In Manhattan, existing buildings are the most common locations for cellular antenna. Unlike in most of New York State, antennas are allowed on most buildings as-of-right and are not subject to any discretionary review.
Because they can usually be installed as-of-right, camouflaging is not typically installed, even when the antenna are installed on older buildings, as can be seen on this 100 year old building on Manhattan’s Upper East Side. Nevertheless, it is possible to camouflage the antenna on buildings with screens similar to those put on the silo shown earlier.
The screen on the top of this Upper East Side building hides two arrays of antennas on either side of the building, though it could be easily argued that the screen is not an effective mitigation measure.
In dense urban areas like Manhattan, panels are found at lower heights than what is typical outside the City. Considering network performance, panels mounted on top of a five-story building (~50 feet) in New York City may be preferable to a 120 foot monopole. But such a configuration outside the City is typically unacceptable where taller structures are needed to get over the existing tree canopy and to obtain the range desired. Often, the few structures that meet these criteria are institutional structures like electrical towers, water towers or exhaust stacks.
Water towers are popular locations due to their height and mass. In most cases, other than matching the color of the tower, panels located on water towers are not camouflaged, but are still hidden by the overall mass of the structure on which they are located. From a visual standpoint, antennas mounted on the side of the water tower are preferable to those mounted on the top.
Some communities have public works or industrial facilities that at one time were equipped with incinerators or large boilers that required tall smoke stacks. Even though these facilities may have been decommissioned long ago and the building is used for other purposes, the surviving stack may make them suitable as wireless communications sites.
The best of these mount the panels directly to the chimney and match the color of the panels to the color of the chimney.
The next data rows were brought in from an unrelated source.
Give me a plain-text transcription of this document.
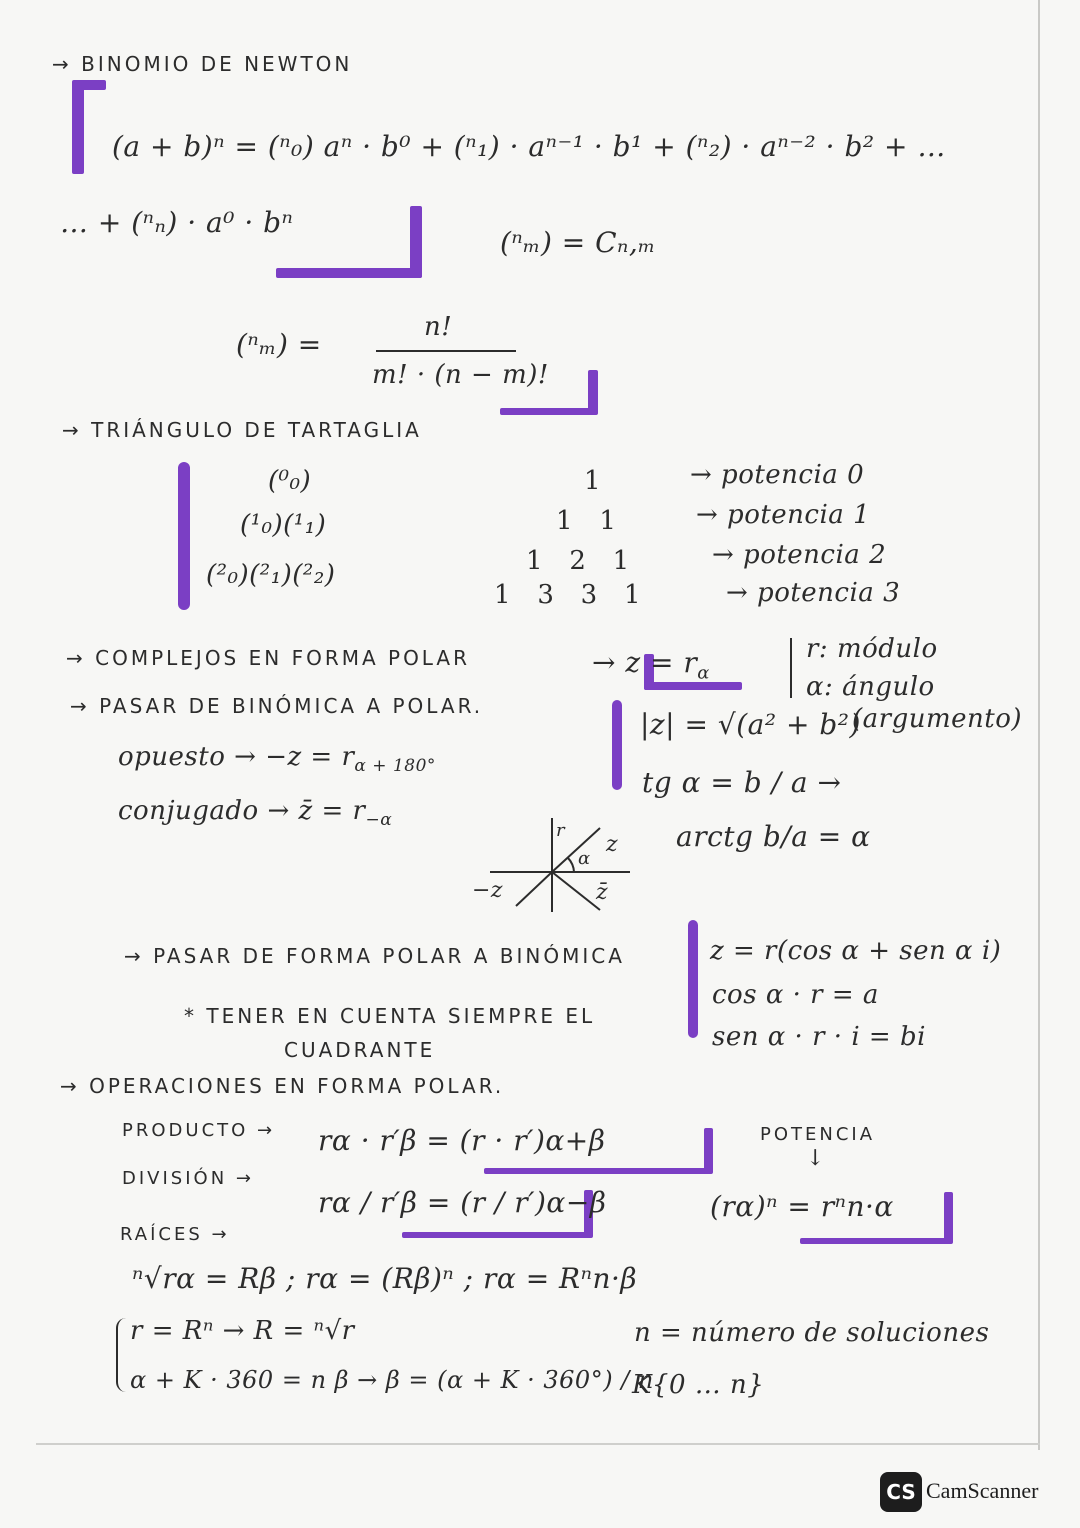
→ BINOMIO DE NEWTON
(a + b)ⁿ = (ⁿ₀) aⁿ · b⁰ + (ⁿ₁) · aⁿ⁻¹ · b¹ + (ⁿ₂) · aⁿ⁻² · b² + …
… + (ⁿₙ) · a⁰ · bⁿ
(ⁿₘ) = Cₙ,ₘ
(ⁿₘ) =
n!
m! · (n − m)!
→ TRIÁNGULO DE TARTAGLIA
(⁰₀)
(¹₀)(¹₁)
(²₀)(²₁)(²₂)
1
1   1
1   2   1
1   3   3   1
→ potencia 0
→ potencia 1
→ potencia 2
→ potencia 3
→ COMPLEJOS EN FORMA POLAR	→ $z = r_\alpha$
r: módulo
α: ángulo
(argumento)
→ PASAR DE BINÓMICA A POLAR.
|z| = √(a² + b²)
tg α = b / a →
arctg b/a = α
opuesto → $-z = r_{\alpha + 180^\circ}$
conjugado → z̄ = $r_{-\alpha}$
z
−z	z̄
r
α
→ PASAR DE FORMA POLAR A BINÓMICA
* TENER EN CUENTA SIEMPRE EL
CUADRANTE
z = r(cos α + sen α i)
cos α · r = a
sen α · r · i = bi
→ OPERACIONES EN FORMA POLAR.
PRODUCTO → rα · r′β = (r · r′)α+β
DIVISIÓN →
rα / r′β = (r / r′)α−β
POTENCIA
↓
(rα)ⁿ = rⁿn·α
RAÍCES →
ⁿ√rα = Rβ ; rα = (Rβ)ⁿ ; rα = Rⁿn·β
r = Rⁿ → R = ⁿ√r
α + K · 360 = n β → β = (α + K · 360°) / n
n = número de soluciones
K{0 … n}
CS CamScanner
Many of these large structures are publically owned, and when public property is used for the purpose of citing cellular antennas the benefit to the public is three-fold. First, the visual impact of locating the panels on the existing structure is typically smaller than it would be for most other techniques. Second, the public gets the benefit of a revenue stream from the lease with the wireless company, which installs and maintains their equipment. Finally, the wireless network is improved, providing more capacity and signal strength to users in the community.